Lihat ke Halaman Asli

Yopiklau

Penyuka hal-hal sederhana

Mengubah Masalah Menjadi Berkah

Diperbarui: 23 Oktober 2024   18:47

Kompasiana adalah platform blog. Konten ini menjadi tanggung jawab bloger dan tidak mewakili pandangan redaksi Kompas.

(Sumber Gambar: Pixabay) 

"Terkadang masalah tidak membutuhkan solusi untuk menyelesaikannya. Sebaliknya, dibutuhkan kedewasaan untuk mengatasinya"_Steve Marobali

Tulisan singkat ini saya persembahkan sebagai salah satu sumbangan ide dalam memperingati HARI KESEHATAN JIWA SEDUNIA (10 Oktober)

Menurut laporan Gallup tentang State of The Global Workplace di Asia Tenggara, Indonesia menempati peringkat stress paling rendah, yakni peringkat ke-9 dari 9 negara. Tingkat persentasi harian stress pekerja Indonesia hanya 16%. Data ini tentu merupakan kabar gembira buat Indonesia. Namun,  kita jangan terburu-buru gembira. Kita harus ingat bawha fenomena stress tidak hanya dialami para pekerja yang notabene telah mencapai usia dewasa, tapi juga dialami anak-anak yang masih bersekolah. Berdasarkan data Unas Repository, tingkat stress siswa di Indonesia adalah 71.6%. Persentasi yang sangat tinggi, bukan?
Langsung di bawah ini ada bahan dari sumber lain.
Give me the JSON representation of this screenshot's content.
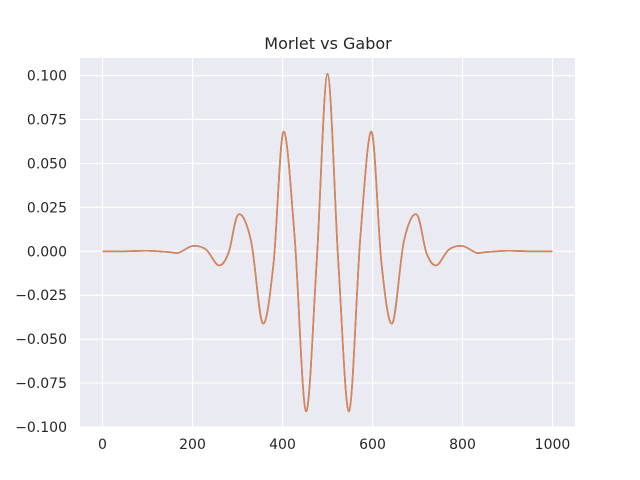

Stress merupakan sejenis reaksi perasaan atas masalah. Sepertinya mustahil menemukan manusia yang tidak pernah dilanda masalah.  Setiap orang pasti mengalaminya. Masalah adalah hasil keinginan yang berbeda dengan keadaan. Kita mempunyai sejuta keinginan, tapi justru sejuta kenyataan lain yang terjadi. Misalnya, kita mau sehat tetapi tiba-tiba sakit. Kita berharap menang lomba, ternyata kalah. Pengalaman-pengalaman kesenjangan antara kenyataan dan keinginan seperti itu menimpa semua orang tanpa terkecuali. Kebanyakan orang semakin terpuruk saat mengalami masalah. Bahkan ada yang depresi hingga melakukan bunuh diri. Ini akibat ketidaksanggupan menyikapi masalah dengan baik. Lantas, apa yang harus kita lakukan? 

Kita perlu mempunyai pemahaman yang tepat mengenai masalah dan kemudian mengambil tindakan yang baik. Masalah bisa menimbulkan sengsara jika kita menganggapnya sebagai keadaan buruk semata. Kita hanya fokus pada situasi buruknya. Kita larut pada rasa sakit, rasa malu, rasa sedih, atau kerugian. Perasaan-perasaan buruk biasanya semakin kuat terasa jika pikiran kita sendiri pun terus-menerus memikirkannya. Perlu diketahui bahwa pikiran sebagai kerja otak adalah penghasil perasaan. Bagian otak yang menghasilkan perasaan disebut sistem limbik. Masalah yang masuk melalui panca indra dan diolah di sistem limbik akan menghasilkan berbagai macam perasaan. Artinya tidak hanya perasaan buruk yang bisa timbul oleh otak, perasaan bahagia juga bisa. Kuncinya adalah bagaimana kita mengatur otak untuk menanggapi masalah supaya tercipta bahagia atau perasaan yang baik.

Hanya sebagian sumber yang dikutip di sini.